In his decades as a therapist, Dr William Glasser has often counselled parents and teenagers. His advice has healed shattered families and changed lives. Now in his first book on the lessons he has learned, he asks parents to reject the 'common sense' that tells them to 'lay down the law', ground teens, or try to coerce them into changing behaviour. These strategies have never worked, asserts Dr Glasser, and never will. Instead he offers a different approach based upon Choice Theory. Glasser spells out the seven deadly habits parents practiSe and then shows them how to accomplish their goals by changing their own behaviour. Above all, he helps parents keep their relationship with their child strong. Dr Glasser provides a groundbreaking method that any parent can use with confidence and love.
I love the idea of Choice Theory and applying it to teens. The book did leave me with a lot of questions such as when do you start using Choice Theory. Obviously, you cannot allow younger children to make all choices for themselves. What things do you look for in your child's personality to know they are ready for this? Also, a lot of the examples used in the book were, frankly, shocking. They are actual examples from Dr. Glasser's practice, but also things I hope I am lucky enough to avoid in my children: anorexia, extreme acting out and jail, etc. I actually skipped some of the chapters.

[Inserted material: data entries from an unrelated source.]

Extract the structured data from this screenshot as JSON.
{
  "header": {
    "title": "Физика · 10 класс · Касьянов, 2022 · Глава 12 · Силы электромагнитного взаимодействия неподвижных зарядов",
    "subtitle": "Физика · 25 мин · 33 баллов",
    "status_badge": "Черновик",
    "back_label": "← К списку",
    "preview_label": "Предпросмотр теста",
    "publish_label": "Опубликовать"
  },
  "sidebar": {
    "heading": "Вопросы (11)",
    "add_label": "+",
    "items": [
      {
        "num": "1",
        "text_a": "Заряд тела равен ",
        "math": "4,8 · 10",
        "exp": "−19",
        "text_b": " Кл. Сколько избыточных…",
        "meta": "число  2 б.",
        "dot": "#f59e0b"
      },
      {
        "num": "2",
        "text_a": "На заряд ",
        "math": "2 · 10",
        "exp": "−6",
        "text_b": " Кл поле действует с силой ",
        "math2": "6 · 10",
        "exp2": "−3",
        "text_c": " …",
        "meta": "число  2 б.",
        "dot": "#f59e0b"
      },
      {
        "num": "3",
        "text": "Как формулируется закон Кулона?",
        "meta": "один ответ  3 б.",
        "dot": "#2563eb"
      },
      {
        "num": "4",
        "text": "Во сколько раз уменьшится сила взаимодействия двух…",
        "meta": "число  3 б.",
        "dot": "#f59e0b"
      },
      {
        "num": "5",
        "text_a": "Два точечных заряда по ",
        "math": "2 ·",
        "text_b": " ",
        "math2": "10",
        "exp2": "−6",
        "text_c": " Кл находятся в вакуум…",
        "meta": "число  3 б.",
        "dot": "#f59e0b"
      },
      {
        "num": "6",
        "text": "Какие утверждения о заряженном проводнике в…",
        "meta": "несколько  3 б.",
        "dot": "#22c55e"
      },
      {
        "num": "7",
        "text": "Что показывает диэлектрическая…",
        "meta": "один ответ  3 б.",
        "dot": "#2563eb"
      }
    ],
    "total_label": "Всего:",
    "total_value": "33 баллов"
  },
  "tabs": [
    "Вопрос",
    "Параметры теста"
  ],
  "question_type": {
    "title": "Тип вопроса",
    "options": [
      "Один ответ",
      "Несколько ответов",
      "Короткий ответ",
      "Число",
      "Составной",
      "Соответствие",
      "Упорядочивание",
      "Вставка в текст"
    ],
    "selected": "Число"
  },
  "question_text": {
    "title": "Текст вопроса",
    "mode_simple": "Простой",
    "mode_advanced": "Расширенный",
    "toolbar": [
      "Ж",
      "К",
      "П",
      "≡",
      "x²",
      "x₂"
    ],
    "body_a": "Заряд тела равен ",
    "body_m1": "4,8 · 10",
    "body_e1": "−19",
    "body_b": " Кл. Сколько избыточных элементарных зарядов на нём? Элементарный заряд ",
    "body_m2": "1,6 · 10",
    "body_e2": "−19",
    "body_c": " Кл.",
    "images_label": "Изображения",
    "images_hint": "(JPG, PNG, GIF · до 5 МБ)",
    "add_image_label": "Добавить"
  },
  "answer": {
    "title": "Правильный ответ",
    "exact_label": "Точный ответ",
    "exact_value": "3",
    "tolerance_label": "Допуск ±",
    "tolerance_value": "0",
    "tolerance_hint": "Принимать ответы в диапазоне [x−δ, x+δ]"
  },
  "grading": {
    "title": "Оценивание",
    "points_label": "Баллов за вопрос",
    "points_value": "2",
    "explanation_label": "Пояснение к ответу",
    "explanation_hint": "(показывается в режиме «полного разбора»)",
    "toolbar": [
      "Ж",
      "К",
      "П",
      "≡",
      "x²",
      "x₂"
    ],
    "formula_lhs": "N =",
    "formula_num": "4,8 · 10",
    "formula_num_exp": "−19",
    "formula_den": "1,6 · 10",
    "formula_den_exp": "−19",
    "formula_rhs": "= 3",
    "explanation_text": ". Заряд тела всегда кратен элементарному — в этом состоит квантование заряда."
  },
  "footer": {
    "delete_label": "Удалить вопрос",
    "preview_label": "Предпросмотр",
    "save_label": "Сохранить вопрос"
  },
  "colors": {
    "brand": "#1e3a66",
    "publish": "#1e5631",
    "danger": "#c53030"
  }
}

I would have liked more examples of using Choice Theory with issues that the majority of parents deal with: back-talking, not allowing teens to go to parties where there is no adult supervision when their friends are going, etc.

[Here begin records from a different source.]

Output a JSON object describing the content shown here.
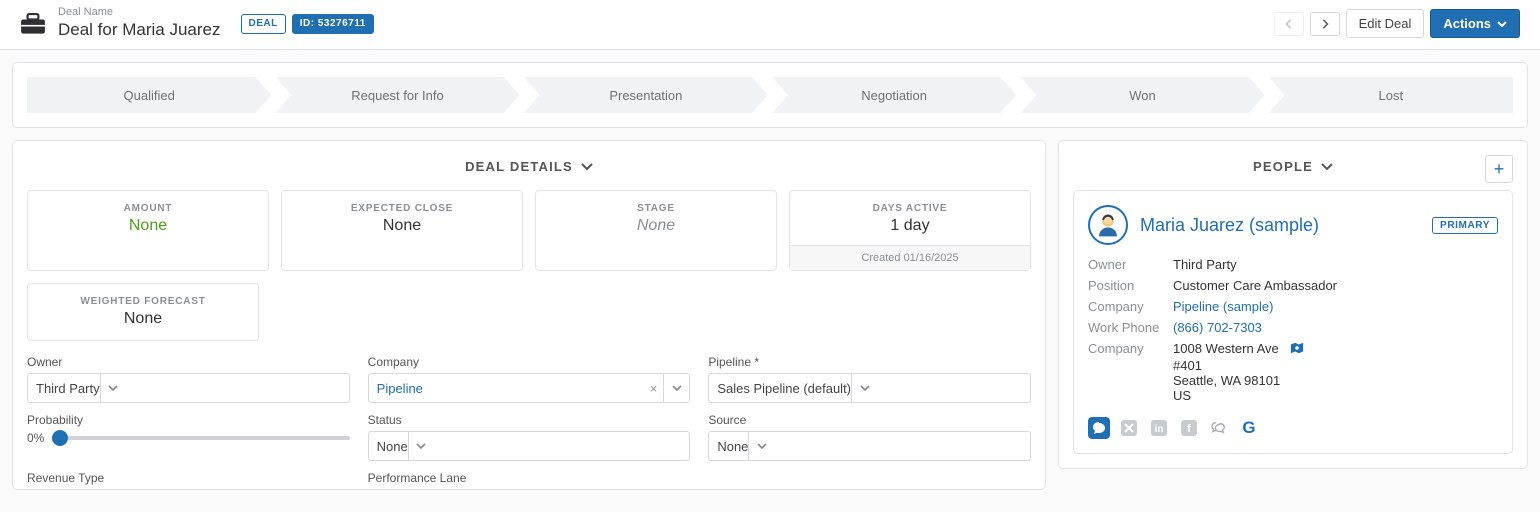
{
  "header": {
    "label": "Deal Name",
    "name": "Deal for Maria Juarez",
    "deal_badge": "DEAL",
    "id_badge": "ID: 53276711",
    "edit": "Edit Deal",
    "actions": "Actions"
  },
  "stages": [
    "Qualified",
    "Request for Info",
    "Presentation",
    "Negotiation",
    "Won",
    "Lost"
  ],
  "details": {
    "title": "DEAL DETAILS",
    "tiles": {
      "amount": {
        "title": "AMOUNT",
        "value": "None"
      },
      "expected": {
        "title": "EXPECTED CLOSE",
        "value": "None"
      },
      "stage": {
        "title": "STAGE",
        "value": "None"
      },
      "days": {
        "title": "DAYS ACTIVE",
        "value": "1 day",
        "created": "Created 01/16/2025"
      },
      "weighted": {
        "title": "WEIGHTED FORECAST",
        "value": "None"
      }
    },
    "fields": {
      "owner": {
        "label": "Owner",
        "value": "Third Party"
      },
      "company": {
        "label": "Company",
        "value": "Pipeline"
      },
      "pipeline": {
        "label": "Pipeline *",
        "value": "Sales Pipeline (default)"
      },
      "probability": {
        "label": "Probability",
        "value": "0%"
      },
      "status": {
        "label": "Status",
        "value": "None"
      },
      "source": {
        "label": "Source",
        "value": "None"
      },
      "revenue_type": {
        "label": "Revenue Type"
      },
      "performance_lane": {
        "label": "Performance Lane"
      }
    }
  },
  "people": {
    "title": "PEOPLE",
    "person": {
      "name": "Maria Juarez (sample)",
      "primary": "PRIMARY",
      "fields": {
        "owner": {
          "k": "Owner",
          "v": "Third Party"
        },
        "position": {
          "k": "Position",
          "v": "Customer Care Ambassador"
        },
        "company": {
          "k": "Company",
          "v": "Pipeline (sample)"
        },
        "phone": {
          "k": "Work Phone",
          "v": "(866) 702-7303"
        },
        "address_label": "Company",
        "address_line1": "1008 Western Ave",
        "address_line2": "#401",
        "address_line3": "Seattle, WA 98101",
        "address_line4": "US"
      }
    }
  }
}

It's a really great concept for adult relationships.
I'm not sure I agree with everything Glasser recommends in this book, but there are certainly some ideas worth considering when it comes to relationships between parents and their teenagers/young adult children.

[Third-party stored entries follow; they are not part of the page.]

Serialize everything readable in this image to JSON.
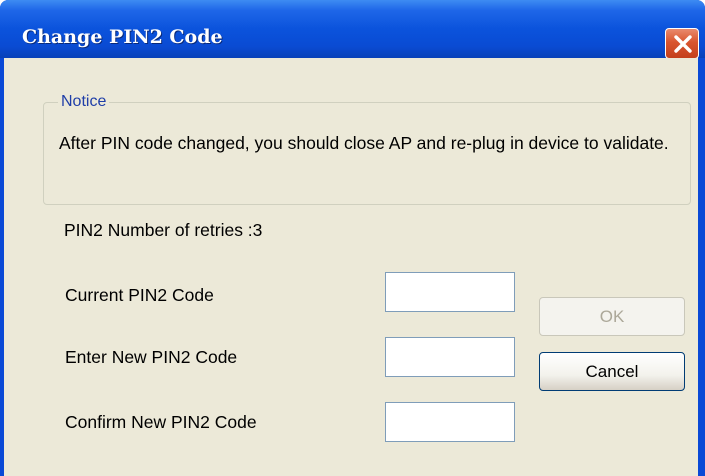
{
  "window": {
    "title": "Change PIN2 Code"
  },
  "notice": {
    "legend": "Notice",
    "text": "After PIN code changed, you should close AP and re-plug in device to validate."
  },
  "retries_label": "PIN2 Number of retries :3",
  "fields": {
    "current": {
      "label": "Current PIN2 Code",
      "value": ""
    },
    "new": {
      "label": "Enter New PIN2 Code",
      "value": ""
    },
    "confirm": {
      "label": "Confirm New PIN2 Code",
      "value": ""
    }
  },
  "buttons": {
    "ok": "OK",
    "cancel": "Cancel"
  },
  "colors": {
    "titlebar": "#0a4bd3",
    "client_bg": "#ece9d8",
    "close": "#d9552f"
  },
  "icons": {
    "close": "close-x-icon"
  }
}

The book was good but not impressive. I share Dr. Glasser's view that more problems with teenagers stem from too much control rather than a lack of it. Still, I think he could have worked on his tone more so he does not appear talking down to parents as if they are uneducated novices lost in life.
My favorite quote: "Your life is much more like what happens when, as you approach the traffic light, it turns yellow. There is no certain right or wrong action in that situation."
An excellent, practical, readable book by William Glasser, MD on using Choice Theory with teenagers. Glasser developed the Choice Theory, which rejects the convention external control method (leading to common power struggles among parents and teens) in favor of eschewing the 7 deadly sins (criticizing, blaming, complaining, nagging, threatening, punishing and rewarding to control) in favor of creating an environment of trust and self-control. The book employs terrific case studies to illustrate a huge paradigm shift, and one that totally changes what parents think of as "common sense".